How'd you like to shoot sitting on this?

16052

Boyd Allen
04-10-2015, 05:52 PM
The important thing is the distance from the bench top to the top of what you are sitting on (including compression of padding. It has been my observation that many stools do not go low enough to get into the best shooting position for a lot of shooting benches. Ideally, if you were at a range that you are going to use a lot,, you could figure out a way to try different seating heights, by either borrowing someones adjustable stool and trying different seat heights, or by working with something that is a little too short, and piling things on it. In any case, once a comfortable height has been found, it is a good idea to measure and note the height of the bench, that of the seating surface, and from seat to bench top. for example, for a bench that is 34" high, I like a stool that is around 18" tall. If you are going to buy an adjustable stool, it is best to have done your homework beforehand, because many stools are too tall for the best fit for shooting. Even rear bag height can get into this, or type of rest. If you use a lead sled type of rest to sight in high recoil rifles, you probably have already noticed that they require taller seating to get behind a rifle, but for an ordinary rest and rear sand bag, that stool height would be too tall.

Wilbur
04-10-2015, 07:00 PM
If you're going to shoot competition benchrest, and travel to different ranges, you need an adjustable stool. Don't get too fancy at first and you'll be OK. When you see the "STOOL", you'll know it. Some of the better stools out there are those things at the range where you put rocks in the tube to adjust the height. Try not to get one that causes trouble getting it to the range...and carrying it around while you're there. Think SuperShoot even if you don't plan on going at the moment.

Chism G
04-10-2015, 08:44 PM
Our private range liked this one so much,they replaced all the stools on the Rifle range with these.
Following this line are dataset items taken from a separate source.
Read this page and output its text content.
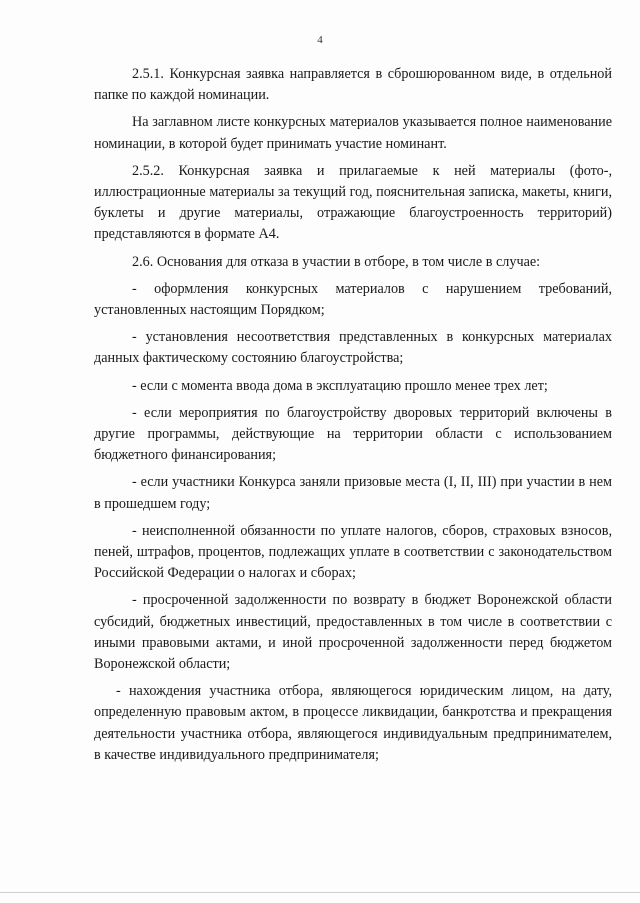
4

2.5.1. Конкурсная заявка направляется в сброшюрованном виде, в отдельной папке по каждой номинации.

На заглавном листе конкурсных материалов указывается полное наименование номинации, в которой будет принимать участие номинант.

2.5.2. Конкурсная заявка и прилагаемые к ней материалы (фото-, иллюстрационные материалы за текущий год, пояснительная записка, макеты, книги, буклеты и другие материалы, отражающие благоустроенность территорий) представляются в формате А4.

2.6. Основания для отказа в участии в отборе, в том числе в случае:

- оформления конкурсных материалов с нарушением требований, установленных настоящим Порядком;

- установления несоответствия представленных в конкурсных материалах данных фактическому состоянию благоустройства;

- если с момента ввода дома в эксплуатацию прошло менее трех лет;

- если мероприятия по благоустройству дворовых территорий включены в другие программы, действующие на территории области с использованием бюджетного финансирования;

- если участники Конкурса заняли призовые места (I, II, III) при участии в нем в прошедшем году;

- неисполненной обязанности по уплате налогов, сборов, страховых взносов, пеней, штрафов, процентов, подлежащих уплате в соответствии с законодательством Российской Федерации о налогах и сборах;

- просроченной задолженности по возврату в бюджет Воронежской области субсидий, бюджетных инвестиций, предоставленных в том числе в соответствии с иными правовыми актами, и иной просроченной задолженности перед бюджетом Воронежской области;

- нахождения участника отбора, являющегося юридическим лицом, на дату, определенную правовым актом, в процессе ликвидации, банкротства и прекращения деятельности участника отбора, являющегося индивидуальным предпринимателем, в качестве индивидуального предпринимателя;
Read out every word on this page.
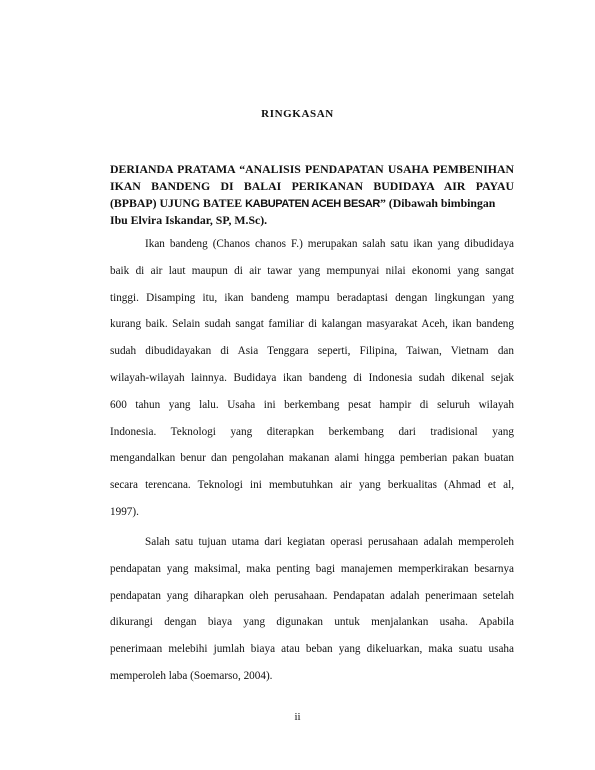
RINGKASAN
DERIANDA PRATAMA “ANALISIS PENDAPATAN USAHA PEMBENIHAN
IKAN BANDENG DI BALAI PERIKANAN BUDIDAYA AIR PAYAU
(BPBAP) UJUNG BATEE KABUPATEN ACEH BESAR” (Dibawah bimbingan
Ibu Elvira Iskandar, SP, M.Sc).
Ikan bandeng (Chanos chanos F.) merupakan salah satu ikan yang dibudidaya
baik di air laut maupun di air tawar yang mempunyai nilai ekonomi yang sangat
tinggi. Disamping itu, ikan bandeng mampu beradaptasi dengan lingkungan yang
kurang baik. Selain sudah sangat familiar di kalangan masyarakat Aceh, ikan bandeng
sudah dibudidayakan di Asia Tenggara seperti, Filipina, Taiwan, Vietnam dan
wilayah-wilayah lainnya. Budidaya ikan bandeng di Indonesia sudah dikenal sejak
600 tahun yang lalu. Usaha ini berkembang pesat hampir di seluruh wilayah
Indonesia. Teknologi yang diterapkan berkembang dari tradisional yang
mengandalkan benur dan pengolahan makanan alami hingga pemberian pakan buatan
secara terencana. Teknologi ini membutuhkan air yang berkualitas (Ahmad et al,
1997).
Salah satu tujuan utama dari kegiatan operasi perusahaan adalah memperoleh
pendapatan yang maksimal, maka penting bagi manajemen memperkirakan besarnya
pendapatan yang diharapkan oleh perusahaan. Pendapatan adalah penerimaan setelah
dikurangi dengan biaya yang digunakan untuk menjalankan usaha. Apabila
penerimaan melebihi jumlah biaya atau beban yang dikeluarkan, maka suatu usaha
memperoleh laba (Soemarso, 2004).
ii
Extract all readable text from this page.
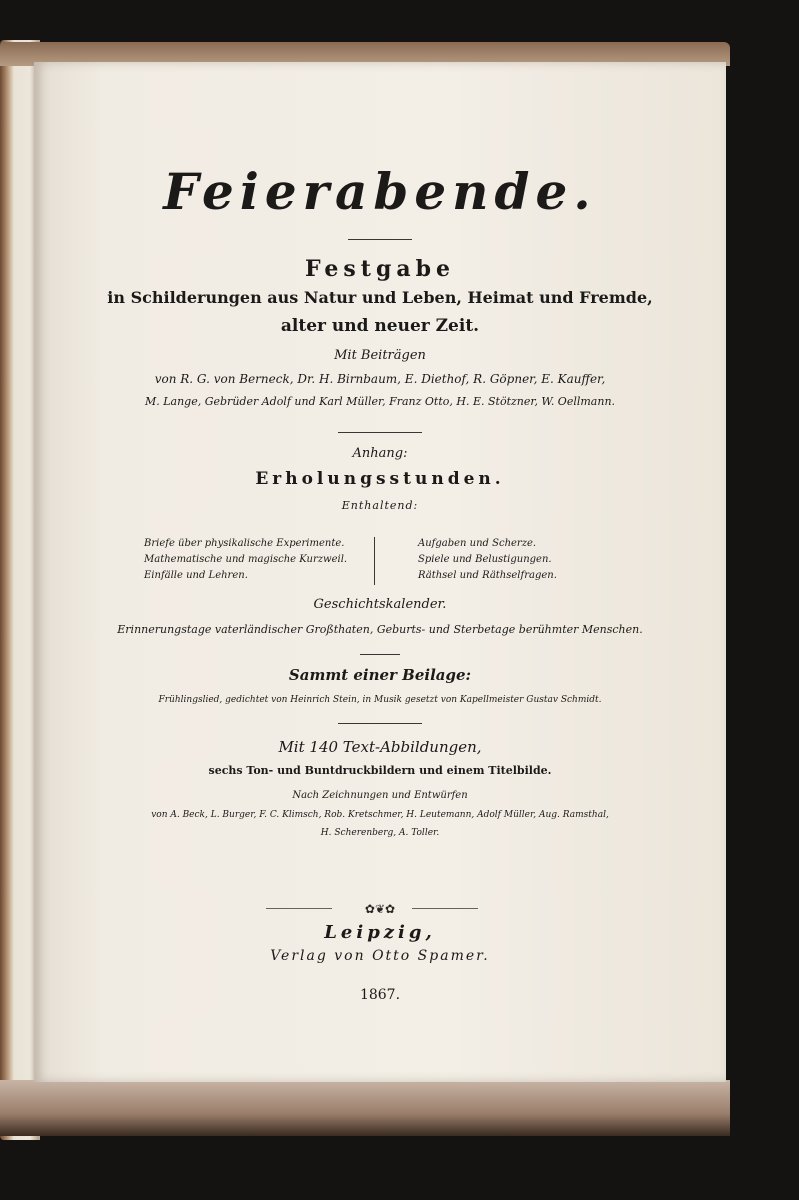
Feierabende.
Festgabe
in Schilderungen aus Natur und Leben, Heimat und Fremde,
alter und neuer Zeit.
Mit Beiträgen
von R. G. von Berneck, Dr. H. Birnbaum, E. Diethof, R. Göpner, E. Kauffer,
M. Lange, Gebrüder Adolf und Karl Müller, Franz Otto, H. E. Stötzner, W. Oellmann.
Anhang:
Erholungsstunden.
Enthaltend:
Briefe über physikalische Experimente.
Mathematische und magische Kurzweil.
Einfälle und Lehren.
Aufgaben und Scherze.
Spiele und Belustigungen.
Räthsel und Räthselfragen.
Geschichtskalender.
Erinnerungstage vaterländischer Großthaten, Geburts- und Sterbetage berühmter Menschen.
Sammt einer Beilage:
Frühlingslied, gedichtet von Heinrich Stein, in Musik gesetzt von Kapellmeister Gustav Schmidt.
Mit 140 Text-Abbildungen,
sechs Ton- und Buntdruckbildern und einem Titelbilde.
Nach Zeichnungen und Entwürfen
von A. Beck, L. Burger, F. C. Klimsch, Rob. Kretschmer, H. Leutemann, Adolf Müller, Aug. Ramsthal,
H. Scherenberg, A. Toller.
✿❦✿
Leipzig,
Verlag von Otto Spamer.
1867.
What Wilbur says is spot on.

http://www.sinclairintl.com/shooting-accessories/benchrest-equipment/shooting-stool-prod33584.aspx

Wilbur
04-10-2015, 10:07 PM
Our private range liked this one so much,they replaced all the stools on the Rifle range with these.

What Wilbur says is spot on.

http://www.sinclairintl.com/shooting-accessories/benchrest-equipment/shooting-stool-prod33584.aspx

That's about as good as it gets. Would be better (in my opinion) if it had a little less leg diameter, fewer legs or both but that would only make it easier to haul and carry around. I believe this is the stool I ended up with...and was happy.

glp
04-13-2015, 07:24 PM
That's about as good as it gets. Would be better (in my opinion) if it had a little less leg diameter, fewer legs or both but that would only make it easier to haul and carry around. I believe this is the stool I ended up with...and was happy.

Stool for years....the very best on I've ever used.